L'altro lato della medaglia é che la trama, così com'é, manca ancora una volta del “mordente” tipico del genere JRPG: questo andazzo é decisamente il tratto distintivo della trilogia di Arland, con questo terzo capitolo che si basa anche pesantemente sui predecessori (basti pensare che in effetti, oltre Meruru, ci sono solo altri due nuovi personaggi nel Roster) per creare situazioni e dialoghi. Ma a conti fatti, Atelier Meruru può essere considerato l'episodio più interessante della trilogia: sulle migliorie tecniche ci siamo già soffermati, e se il gameplay in battaglia varia poco rispetto a Totori, l'introduzione degli elementi gestionali non é cosa da poco. Inoltre, é interessante ancora una volta l'evoluzione della protagonista, che é decisamente differente dalle sue maestre ma che riesce a cambiare parecchio durante la vicenda.

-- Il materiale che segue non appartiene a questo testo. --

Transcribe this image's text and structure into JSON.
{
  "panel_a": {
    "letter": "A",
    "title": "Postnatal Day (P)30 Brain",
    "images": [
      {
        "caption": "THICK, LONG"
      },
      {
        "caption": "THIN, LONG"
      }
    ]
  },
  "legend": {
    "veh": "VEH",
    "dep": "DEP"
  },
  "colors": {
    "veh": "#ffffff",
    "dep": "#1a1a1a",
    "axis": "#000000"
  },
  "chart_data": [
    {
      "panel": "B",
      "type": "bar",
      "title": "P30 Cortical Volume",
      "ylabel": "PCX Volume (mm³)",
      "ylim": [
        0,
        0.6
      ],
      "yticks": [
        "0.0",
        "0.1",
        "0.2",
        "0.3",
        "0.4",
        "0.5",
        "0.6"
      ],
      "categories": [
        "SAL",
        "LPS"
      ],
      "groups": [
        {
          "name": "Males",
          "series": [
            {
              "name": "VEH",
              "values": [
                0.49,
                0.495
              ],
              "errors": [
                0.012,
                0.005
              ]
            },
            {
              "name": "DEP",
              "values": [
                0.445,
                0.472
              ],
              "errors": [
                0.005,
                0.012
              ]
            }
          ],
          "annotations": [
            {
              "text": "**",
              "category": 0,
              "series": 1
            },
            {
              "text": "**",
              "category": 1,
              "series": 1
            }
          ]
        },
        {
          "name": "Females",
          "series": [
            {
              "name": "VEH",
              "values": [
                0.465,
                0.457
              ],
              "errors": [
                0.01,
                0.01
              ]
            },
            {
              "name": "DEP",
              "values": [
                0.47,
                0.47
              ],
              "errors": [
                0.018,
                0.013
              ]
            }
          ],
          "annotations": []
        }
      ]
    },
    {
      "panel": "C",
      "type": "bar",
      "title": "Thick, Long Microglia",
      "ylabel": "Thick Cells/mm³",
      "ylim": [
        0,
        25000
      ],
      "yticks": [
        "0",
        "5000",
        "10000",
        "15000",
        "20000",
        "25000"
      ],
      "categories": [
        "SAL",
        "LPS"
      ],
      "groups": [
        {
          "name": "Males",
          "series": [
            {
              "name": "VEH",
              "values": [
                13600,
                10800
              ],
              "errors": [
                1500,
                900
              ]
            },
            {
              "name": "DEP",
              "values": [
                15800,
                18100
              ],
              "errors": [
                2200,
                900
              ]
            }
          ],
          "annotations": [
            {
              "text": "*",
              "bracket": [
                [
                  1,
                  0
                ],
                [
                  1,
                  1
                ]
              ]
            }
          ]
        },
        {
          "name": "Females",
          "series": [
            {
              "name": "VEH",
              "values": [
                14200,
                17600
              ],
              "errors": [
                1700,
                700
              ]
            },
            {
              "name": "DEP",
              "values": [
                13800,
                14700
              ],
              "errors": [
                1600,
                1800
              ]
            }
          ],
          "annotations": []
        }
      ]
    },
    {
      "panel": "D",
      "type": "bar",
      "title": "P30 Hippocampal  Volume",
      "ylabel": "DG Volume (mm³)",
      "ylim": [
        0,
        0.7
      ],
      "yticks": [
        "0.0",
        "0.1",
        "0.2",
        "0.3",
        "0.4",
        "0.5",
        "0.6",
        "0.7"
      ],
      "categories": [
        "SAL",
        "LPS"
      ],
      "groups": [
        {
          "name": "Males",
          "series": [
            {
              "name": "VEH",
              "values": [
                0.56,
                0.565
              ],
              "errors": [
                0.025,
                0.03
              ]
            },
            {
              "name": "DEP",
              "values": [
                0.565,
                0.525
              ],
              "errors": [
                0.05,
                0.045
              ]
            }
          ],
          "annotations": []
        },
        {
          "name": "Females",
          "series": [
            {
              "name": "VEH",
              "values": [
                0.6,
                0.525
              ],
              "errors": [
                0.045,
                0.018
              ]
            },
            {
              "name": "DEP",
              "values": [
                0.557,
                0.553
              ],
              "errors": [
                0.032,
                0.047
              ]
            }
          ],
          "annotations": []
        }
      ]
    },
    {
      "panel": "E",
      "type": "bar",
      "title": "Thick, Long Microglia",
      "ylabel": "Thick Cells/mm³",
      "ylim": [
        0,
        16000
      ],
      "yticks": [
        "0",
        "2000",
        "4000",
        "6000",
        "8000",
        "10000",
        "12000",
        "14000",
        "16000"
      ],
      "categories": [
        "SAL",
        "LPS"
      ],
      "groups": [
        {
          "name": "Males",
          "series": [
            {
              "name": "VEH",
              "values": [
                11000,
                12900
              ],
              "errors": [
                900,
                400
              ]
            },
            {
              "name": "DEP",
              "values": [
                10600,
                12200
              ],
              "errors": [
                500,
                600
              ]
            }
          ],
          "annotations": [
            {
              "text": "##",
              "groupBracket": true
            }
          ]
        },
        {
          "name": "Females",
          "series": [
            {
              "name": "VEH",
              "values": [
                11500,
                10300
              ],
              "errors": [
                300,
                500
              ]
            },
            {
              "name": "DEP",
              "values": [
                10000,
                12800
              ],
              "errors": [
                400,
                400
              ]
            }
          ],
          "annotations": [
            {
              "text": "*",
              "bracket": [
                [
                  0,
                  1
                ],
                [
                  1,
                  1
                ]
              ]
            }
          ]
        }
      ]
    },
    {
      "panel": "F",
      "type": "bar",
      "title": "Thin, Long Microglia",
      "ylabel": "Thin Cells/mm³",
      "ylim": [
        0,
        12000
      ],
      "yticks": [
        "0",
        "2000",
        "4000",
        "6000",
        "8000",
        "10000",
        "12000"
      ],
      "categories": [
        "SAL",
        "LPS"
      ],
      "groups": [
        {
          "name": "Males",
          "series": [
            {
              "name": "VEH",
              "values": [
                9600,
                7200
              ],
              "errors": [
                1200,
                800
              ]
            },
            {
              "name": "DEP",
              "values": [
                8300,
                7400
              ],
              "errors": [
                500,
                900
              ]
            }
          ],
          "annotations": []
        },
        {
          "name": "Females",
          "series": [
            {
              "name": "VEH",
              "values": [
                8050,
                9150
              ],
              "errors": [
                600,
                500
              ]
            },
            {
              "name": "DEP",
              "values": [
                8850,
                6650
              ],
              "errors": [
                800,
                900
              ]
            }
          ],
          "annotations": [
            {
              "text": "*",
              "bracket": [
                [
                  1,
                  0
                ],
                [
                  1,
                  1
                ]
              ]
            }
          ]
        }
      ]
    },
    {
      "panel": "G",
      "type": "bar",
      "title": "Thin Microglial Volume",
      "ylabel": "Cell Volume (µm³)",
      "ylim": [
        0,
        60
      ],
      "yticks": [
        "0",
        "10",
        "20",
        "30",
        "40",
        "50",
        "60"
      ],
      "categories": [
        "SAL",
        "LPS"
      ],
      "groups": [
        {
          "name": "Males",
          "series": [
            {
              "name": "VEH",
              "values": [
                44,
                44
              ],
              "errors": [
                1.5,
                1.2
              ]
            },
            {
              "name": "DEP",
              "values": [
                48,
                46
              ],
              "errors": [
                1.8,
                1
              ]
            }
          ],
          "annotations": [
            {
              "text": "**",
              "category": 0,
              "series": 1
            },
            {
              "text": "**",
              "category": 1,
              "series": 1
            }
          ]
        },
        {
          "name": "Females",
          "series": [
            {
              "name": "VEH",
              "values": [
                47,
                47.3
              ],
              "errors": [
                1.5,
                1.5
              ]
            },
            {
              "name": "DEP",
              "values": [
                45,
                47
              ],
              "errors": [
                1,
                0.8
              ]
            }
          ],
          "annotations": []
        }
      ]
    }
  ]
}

Laddove Rorona era una “pasticciona” che fa di tutto per preservare il suo laboratorio diventando così l'alchimista più famosa del mondo, e laddove la timida Totori deve superare le sue debolezze per gettarsi all'avventura alla ricerca della madre sparita, Meruru é una principessa viziata che scopre quasi per caso una passione e grazie a questa impara improvvisamente l'importanza della responsabilità, mettendo così giudizio. La sua vicenda conclude degnamente una trilogia che ha trattato in tutta la sua interezza temi e sentimenti “importanti” preservando continuamente un'elevata dose di brio e frequenti siparietti comici. L'episodio migliore, quindi, ma sicuramente qualcosa che non sarebbe potuto esistere senza i prequel: ed é a chi ha apprezzato questi che Atelier Meruru: Apprentice of Arland é destinato.